Ohio State ISE Professor and Associate Chair for Research Güzin Bayraksan is teaming up with researchers at Southern Methodist University (SMU) on a project to contribute leading-edge research in computational mathematics for sustainability, which will include the operation and management of the electric grid. 

The Department of Energy (DOE) has awarded $2.1 million in grant funding to “New Abstractions and Randomized Algorithms for Multiscale Stochastic Optimization.” It’s all part of an $8.5 million allocation in funding by the DOE seeking “High-Performance Algorithms Research for Complex Energy Systems and Processes.” 

“Integrating large amounts of renewable energy generation poses significant challenges for power system operations,” Bayraksan says. “The reliable delivery of electric power involves multiple layers of operations arranged in a hierarchy.  

“For instance, the day-ahead unit commitment problem is solved one day in advance. However, within it, the real-world problem includes short-term unit commitment and hour-ahead economic dispatch decisions.

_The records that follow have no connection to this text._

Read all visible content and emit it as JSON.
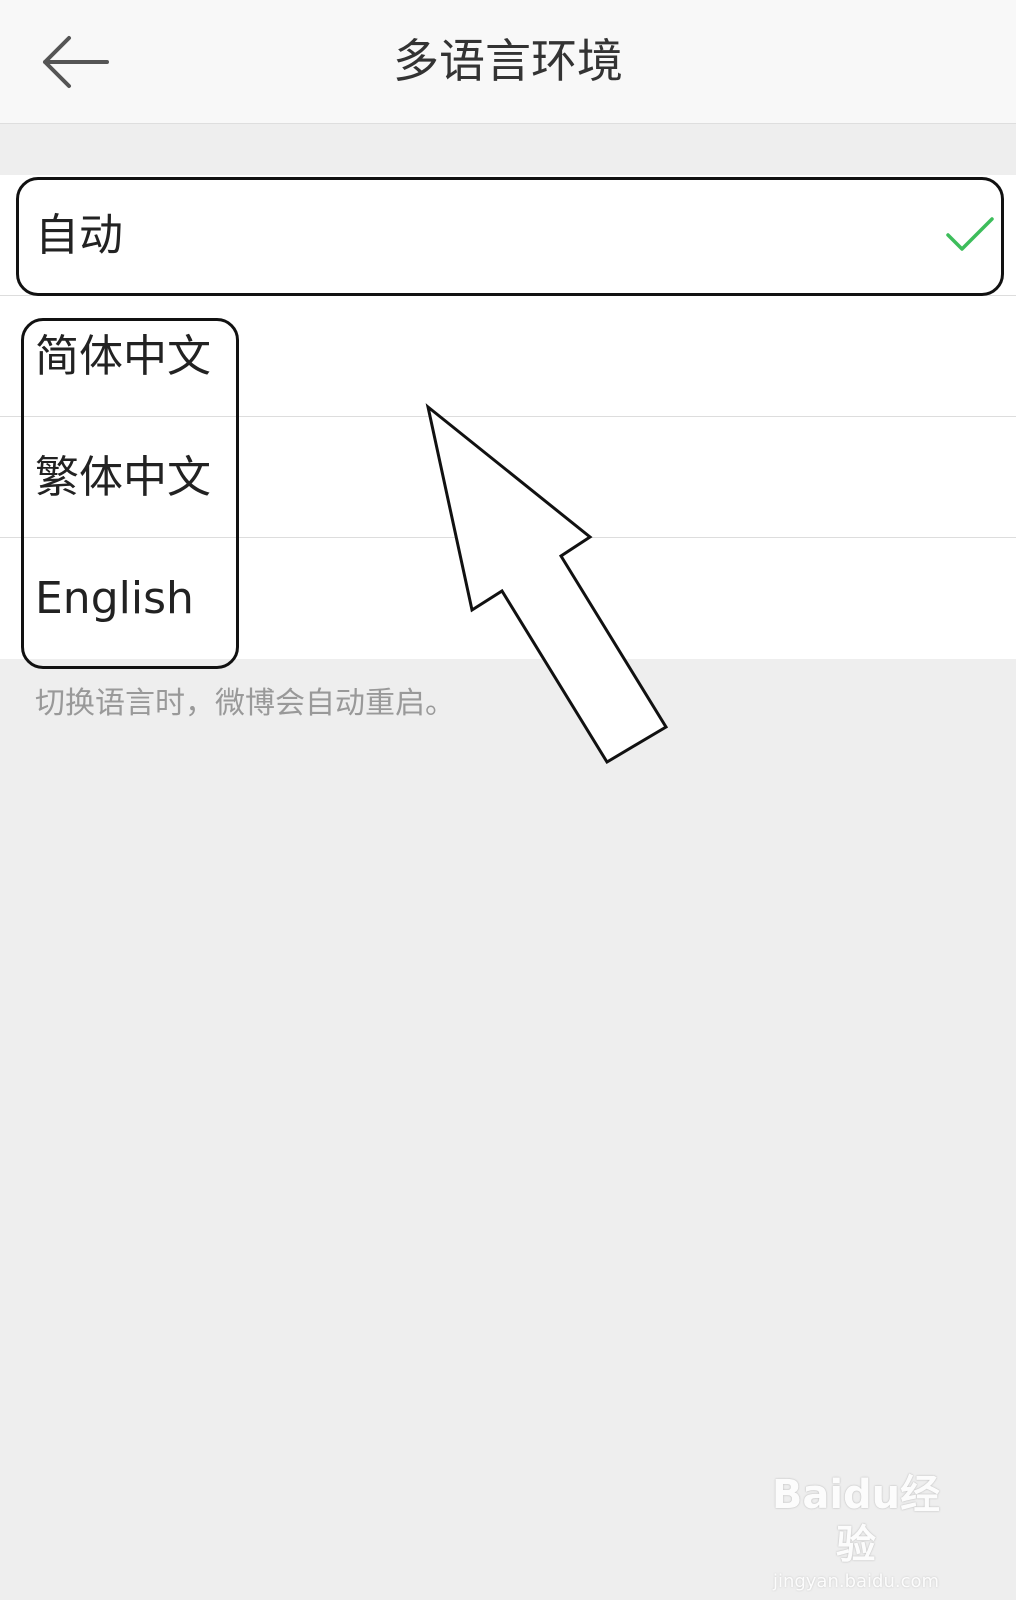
{
  "header": {
    "title": "多语言环境",
    "back_icon": "arrow-left-icon"
  },
  "languages": [
    {
      "label": "自动",
      "selected": true
    },
    {
      "label": "简体中文",
      "selected": false
    },
    {
      "label": "繁体中文",
      "selected": false
    },
    {
      "label": "English",
      "selected": false
    }
  ],
  "hint": "切换语言时，微博会自动重启。",
  "colors": {
    "check": "#3dbd5b",
    "background": "#eeeeee",
    "header_bg": "#f8f8f8"
  },
  "watermark": {
    "brand": "Baidu经验",
    "url": "jingyan.baidu.com"
  }
}
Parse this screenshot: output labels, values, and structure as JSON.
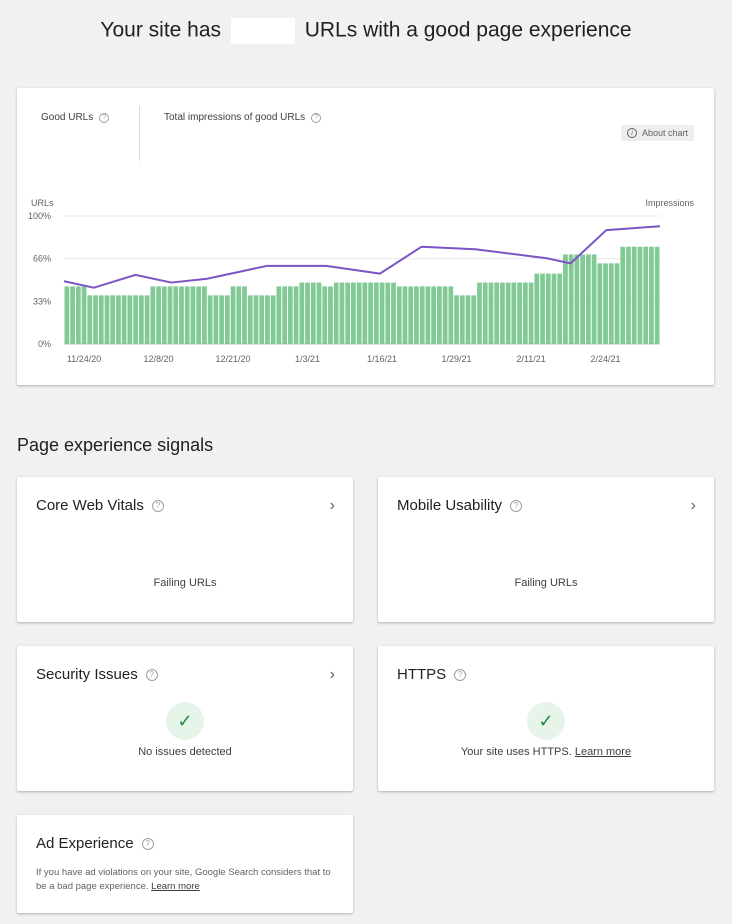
{
  "headline": {
    "prefix": "Your site has",
    "suffix": "URLs with a good page experience"
  },
  "summary": {
    "good_urls_label": "Good URLs",
    "impressions_label": "Total impressions of good URLs",
    "about_chart": "About chart",
    "help_glyph": "?",
    "info_glyph": "i"
  },
  "chart_data": {
    "type": "bar",
    "left_axis_label": "URLs",
    "right_axis_label": "Impressions",
    "y_ticks": [
      "100%",
      "66%",
      "33%",
      "0%"
    ],
    "ylim": [
      0,
      100
    ],
    "x_tick_labels": [
      "11/24/20",
      "12/8/20",
      "12/21/20",
      "1/3/21",
      "1/16/21",
      "1/29/21",
      "2/11/21",
      "2/24/21"
    ],
    "x_tick_indices": [
      3,
      16,
      29,
      42,
      55,
      68,
      81,
      94
    ],
    "bar_color": "#81c995",
    "line_color": "#7b55c4",
    "series": [
      {
        "type": "bar",
        "values": [
          45,
          45,
          45,
          45,
          38,
          38,
          38,
          38,
          38,
          38,
          38,
          38,
          38,
          38,
          38,
          45,
          45,
          45,
          45,
          45,
          45,
          45,
          45,
          45,
          45,
          38,
          38,
          38,
          38,
          45,
          45,
          45,
          38,
          38,
          38,
          38,
          38,
          45,
          45,
          45,
          45,
          48,
          48,
          48,
          48,
          45,
          45,
          48,
          48,
          48,
          48,
          48,
          48,
          48,
          48,
          48,
          48,
          48,
          45,
          45,
          45,
          45,
          45,
          45,
          45,
          45,
          45,
          45,
          38,
          38,
          38,
          38,
          48,
          48,
          48,
          48,
          48,
          48,
          48,
          48,
          48,
          48,
          55,
          55,
          55,
          55,
          55,
          70,
          70,
          70,
          70,
          70,
          70,
          63,
          63,
          63,
          63,
          76,
          76,
          76,
          76,
          76,
          76,
          76
        ]
      },
      {
        "type": "line",
        "points": [
          [
            0,
            49
          ],
          [
            5,
            44
          ],
          [
            12,
            54
          ],
          [
            18,
            48
          ],
          [
            24,
            51
          ],
          [
            34,
            61
          ],
          [
            44,
            61
          ],
          [
            53,
            55
          ],
          [
            60,
            76
          ],
          [
            69,
            74
          ],
          [
            81,
            67
          ],
          [
            85,
            63
          ],
          [
            91,
            89
          ],
          [
            100,
            92
          ]
        ]
      }
    ]
  },
  "section_title": "Page experience signals",
  "cards": {
    "cwv": {
      "title": "Core Web Vitals",
      "body": "Failing URLs",
      "chevron": "›"
    },
    "mobile": {
      "title": "Mobile Usability",
      "body": "Failing URLs",
      "chevron": "›"
    },
    "security": {
      "title": "Security Issues",
      "body": "No issues detected",
      "chevron": "›",
      "check": "✓"
    },
    "https": {
      "title": "HTTPS",
      "body": "Your site uses HTTPS.",
      "link": "Learn more",
      "check": "✓"
    },
    "ad": {
      "title": "Ad Experience",
      "body": "If you have ad violations on your site, Google Search considers that to be a bad page experience.",
      "link": "Learn more"
    }
  }
}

While the day-ahead problem sees a coarse representation of uncertainty, such as the weather forecast for the next day, the hour-ahead problem sees a more refined representation of uncertainty – renewable energy generation in the next hour with significantly refined weather forecasts.” 

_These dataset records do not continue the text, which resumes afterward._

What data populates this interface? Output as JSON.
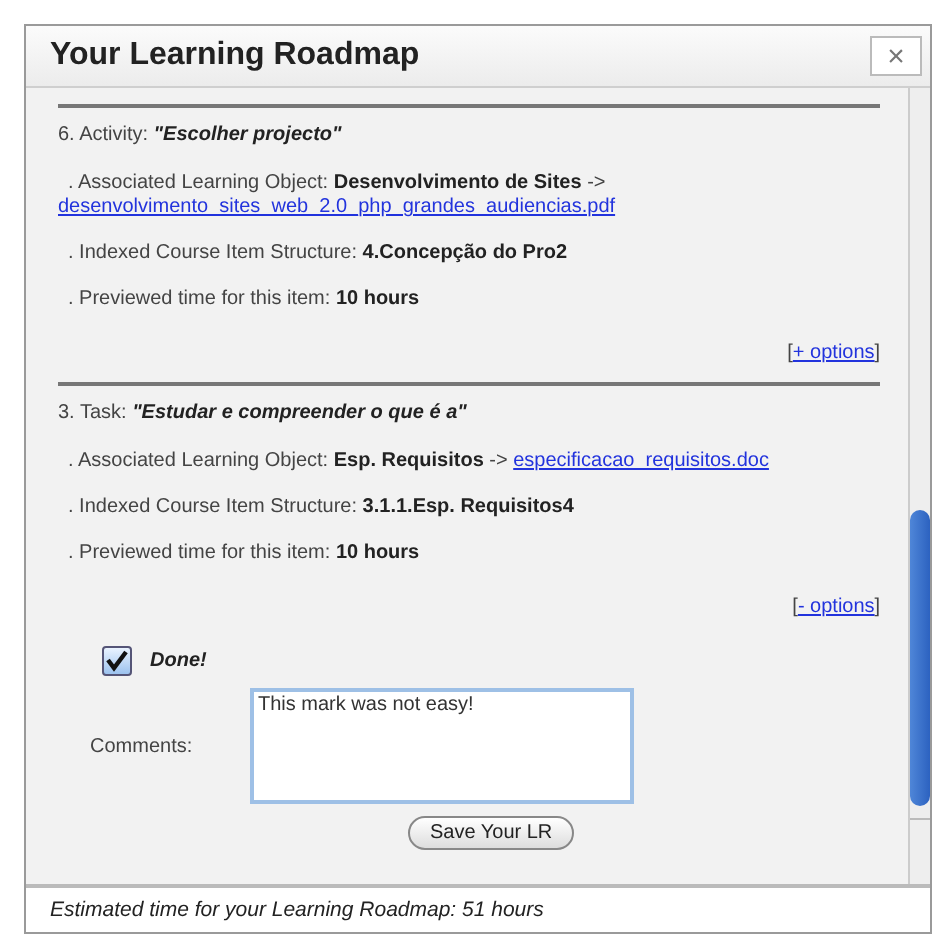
{
  "window": {
    "title": "Your Learning Roadmap",
    "close": "×"
  },
  "items": [
    {
      "heading": "6. Activity:",
      "name": "\"Escolher projecto\"",
      "lines": [
        {
          "text": ". Associated Learning Object: **Desenvolvimento de Sites** ->",
          "link": "desenvolvimento_sites_web_2.0_php_grandes_audiencias.pdf",
          "link_on_new_line": true
        },
        {
          "text": ". Indexed Course Item Structure: **4.Concepção do Pro2**"
        },
        {
          "text": ". Previewed time for this item: **10 hours**"
        }
      ],
      "options": {
        "open": "[",
        "link": "+ options",
        "close": "]"
      }
    },
    {
      "heading": "3. Task:",
      "name": "\"Estudar e compreender o que é a\"",
      "lines": [
        {
          "text": ". Associated Learning Object: **Esp. Requisitos** ->",
          "link": "especificacao_requisitos.doc",
          "link_on_new_line": false
        },
        {
          "text": ". Indexed Course Item Structure: **3.1.1.Esp. Requisitos4**"
        },
        {
          "text": ". Previewed time for this item: **10 hours**"
        }
      ],
      "options": {
        "open": "[",
        "link": "- options",
        "close": "]"
      }
    }
  ],
  "done": {
    "label": "Done!",
    "checked": true
  },
  "comments": {
    "label": "Comments:",
    "value": "This mark was not easy!"
  },
  "save_button": "Save Your LR",
  "status_bar": "Estimated time for your Learning Roadmap: 51 hours"
}
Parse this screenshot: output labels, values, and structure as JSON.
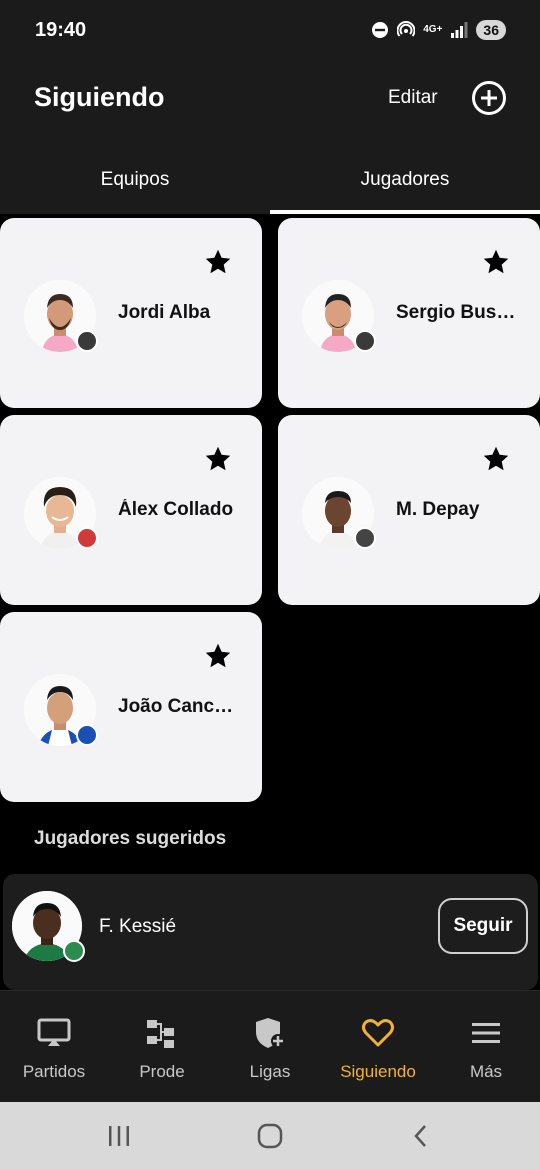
{
  "status": {
    "time": "19:40",
    "network": "4G+",
    "battery": "36"
  },
  "header": {
    "title": "Siguiendo",
    "edit_label": "Editar",
    "add_icon": "plus-circle-icon"
  },
  "tabs": [
    {
      "label": "Equipos",
      "active": false
    },
    {
      "label": "Jugadores",
      "active": true
    }
  ],
  "players": [
    {
      "name": "Jordi Alba",
      "badge_color": "#3a3a3a",
      "favorite": true
    },
    {
      "name": "Sergio Busquets",
      "badge_color": "#3a3a3a",
      "favorite": true
    },
    {
      "name": "Álex Collado",
      "badge_color": "#d23a3a",
      "favorite": true
    },
    {
      "name": "M. Depay",
      "badge_color": "#444444",
      "favorite": true
    },
    {
      "name": "João Cancelo",
      "badge_color": "#1a4fb5",
      "favorite": true
    }
  ],
  "suggested": {
    "title": "Jugadores sugeridos",
    "items": [
      {
        "name": "F. Kessié",
        "follow_label": "Seguir",
        "badge_color": "#2e8b4f"
      }
    ]
  },
  "bottom_nav": [
    {
      "label": "Partidos",
      "icon": "tv-icon",
      "active": false
    },
    {
      "label": "Prode",
      "icon": "bracket-icon",
      "active": false
    },
    {
      "label": "Ligas",
      "icon": "shield-plus-icon",
      "active": false
    },
    {
      "label": "Siguiendo",
      "icon": "heart-icon",
      "active": true
    },
    {
      "label": "Más",
      "icon": "menu-icon",
      "active": false
    }
  ],
  "colors": {
    "accent": "#f2b234",
    "card_bg": "#f3f3f6",
    "bar_bg": "#1b1b1b"
  }
}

Bayraksan says she and the lead collaborator, SMU Assistant Professor of Operations Research and Engineering Management Harsha Gangammanavar, both share a mutual interest in the research of randomized algorithms, which help account for unanticipated challenges. 

“Such randomized algorithms are needed when decision making problems, which often involve uncertainty and risk, become so large that it is impossible to solve them through traditional algorithms,” she says. “Randomization allows such complex problems (which are beyond our current capabilities) to be solved, but approximately. Statistical methods are then used to validate the results. Another important advantage of randomized algorithms is that they work well in data-driven settings where the data comes in sequentially.” 

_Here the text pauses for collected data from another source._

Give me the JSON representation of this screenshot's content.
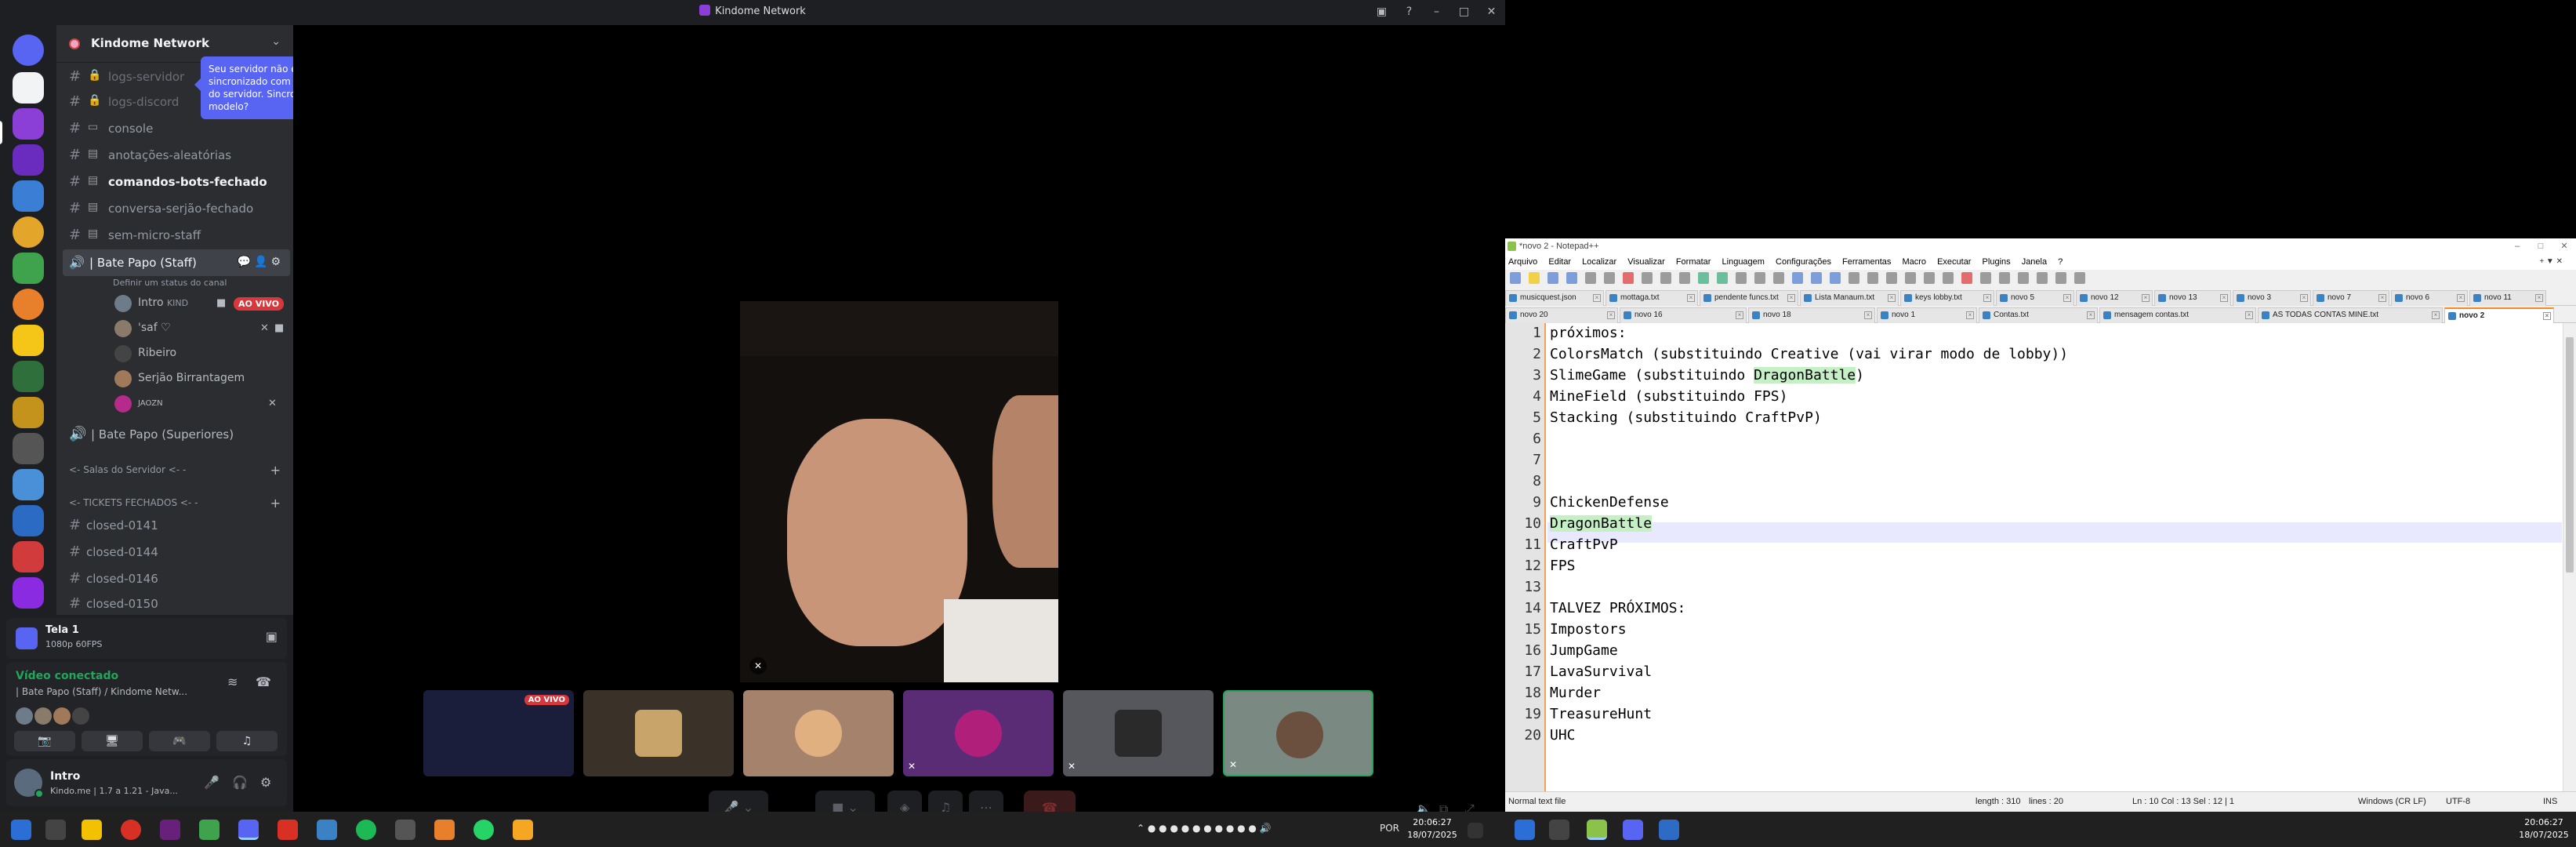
{
  "discord": {
    "window_title": "Kindome Network",
    "server_name": "Kindome Network",
    "tooltip": "Seu servidor não está sincronizado com o modelo do servidor. Sincronizar modelo?",
    "channels": [
      {
        "label": "logs-servidor",
        "locked": true
      },
      {
        "label": "logs-discord",
        "locked": true
      },
      {
        "label": "console",
        "locked": false
      },
      {
        "label": "anotações-aleatórias",
        "locked": false
      },
      {
        "label": "comandos-bots-fechado",
        "locked": false
      },
      {
        "label": "conversa-serjão-fechado",
        "locked": false
      },
      {
        "label": "sem-micro-staff",
        "locked": false
      }
    ],
    "voice_channel": {
      "label": "| Bate Papo (Staff)",
      "status_hint": "Definir um status do canal",
      "users": [
        {
          "name": "Intro",
          "tag": "KIND",
          "live": "AO VIVO"
        },
        {
          "name": "'saf ♡",
          "tag": "",
          "live": ""
        },
        {
          "name": "Ribeiro",
          "tag": "",
          "live": ""
        },
        {
          "name": "Serjão Birrantagem",
          "tag": "",
          "live": ""
        },
        {
          "name": "JAOZN",
          "tag": "",
          "live": ""
        }
      ]
    },
    "voice_channel_2": "| Bate Papo (Superiores)",
    "categories": {
      "salas": "<- Salas do Servidor <- -",
      "tickets": "<- TICKETS FECHADOS <- -"
    },
    "closed_channels": [
      "closed-0141",
      "closed-0144",
      "closed-0146",
      "closed-0150"
    ],
    "screen_share": {
      "title": "Tela 1",
      "subtitle": "1080p 60FPS"
    },
    "voice_connection": {
      "status": "Vídeo conectado",
      "channel": "| Bate Papo (Staff) / Kindome Netw..."
    },
    "user": {
      "name": "Intro",
      "status": "Kindo.me | 1.7 a 1.21 - Java..."
    },
    "tile_live": "AO VIVO",
    "colors": {
      "accent": "#5865f2",
      "live": "#da373c",
      "connected": "#23a55a"
    }
  },
  "notepad": {
    "title": "*novo 2 - Notepad++",
    "menu": [
      "Arquivo",
      "Editar",
      "Localizar",
      "Visualizar",
      "Formatar",
      "Linguagem",
      "Configurações",
      "Ferramentas",
      "Macro",
      "Executar",
      "Plugins",
      "Janela",
      "?"
    ],
    "tabs_row1": [
      "musicquest.json",
      "mottaga.txt",
      "pendente funcs.txt",
      "Lista Manaum.txt",
      "keys lobby.txt",
      "novo 5",
      "novo 12",
      "novo 13",
      "novo 3",
      "novo 7",
      "novo 6",
      "novo 11"
    ],
    "tabs_row2": [
      "novo 20",
      "novo 16",
      "novo 18",
      "novo 1",
      "Contas.txt",
      "mensagem contas.txt",
      "AS TODAS CONTAS MINE.txt",
      "novo 2"
    ],
    "active_tab": "novo 2",
    "lines": [
      "próximos:",
      "ColorsMatch (substituindo Creative (vai virar modo de lobby))",
      "SlimeGame (substituindo DragonBattle)",
      "MineField (substituindo FPS)",
      "Stacking (substituindo CraftPvP)",
      "",
      "",
      "",
      "ChickenDefense",
      "DragonBattle",
      "CraftPvP",
      "FPS",
      "",
      "TALVEZ PRÓXIMOS:",
      "Impostors",
      "JumpGame",
      "LavaSurvival",
      "Murder",
      "TreasureHunt",
      "UHC"
    ],
    "current_line": 10,
    "highlight_word": "DragonBattle",
    "status": {
      "type": "Normal text file",
      "length": "length : 310",
      "lines": "lines : 20",
      "position": "Ln : 10    Col : 13    Sel : 12 | 1",
      "eol": "Windows (CR LF)",
      "encoding": "UTF-8",
      "mode": "INS"
    }
  },
  "taskbar_left": {
    "lang": "POR",
    "time": "20:06:27",
    "date": "18/07/2025"
  },
  "taskbar_right": {
    "time": "20:06:27",
    "date": "18/07/2025"
  }
}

Bayraksan says the project will entail investigating randomized decomposition-and-coordination-based solution methods and their statistical validation/verification and will provide support in scenario generation for graph-based abstractions for these problems. 

In addition to Bayraksan and Gangammanavar, researchers from University of Southern California, University of Wisconsin-Madison, Penn State and Argonne National Laboratory will be participating in the project.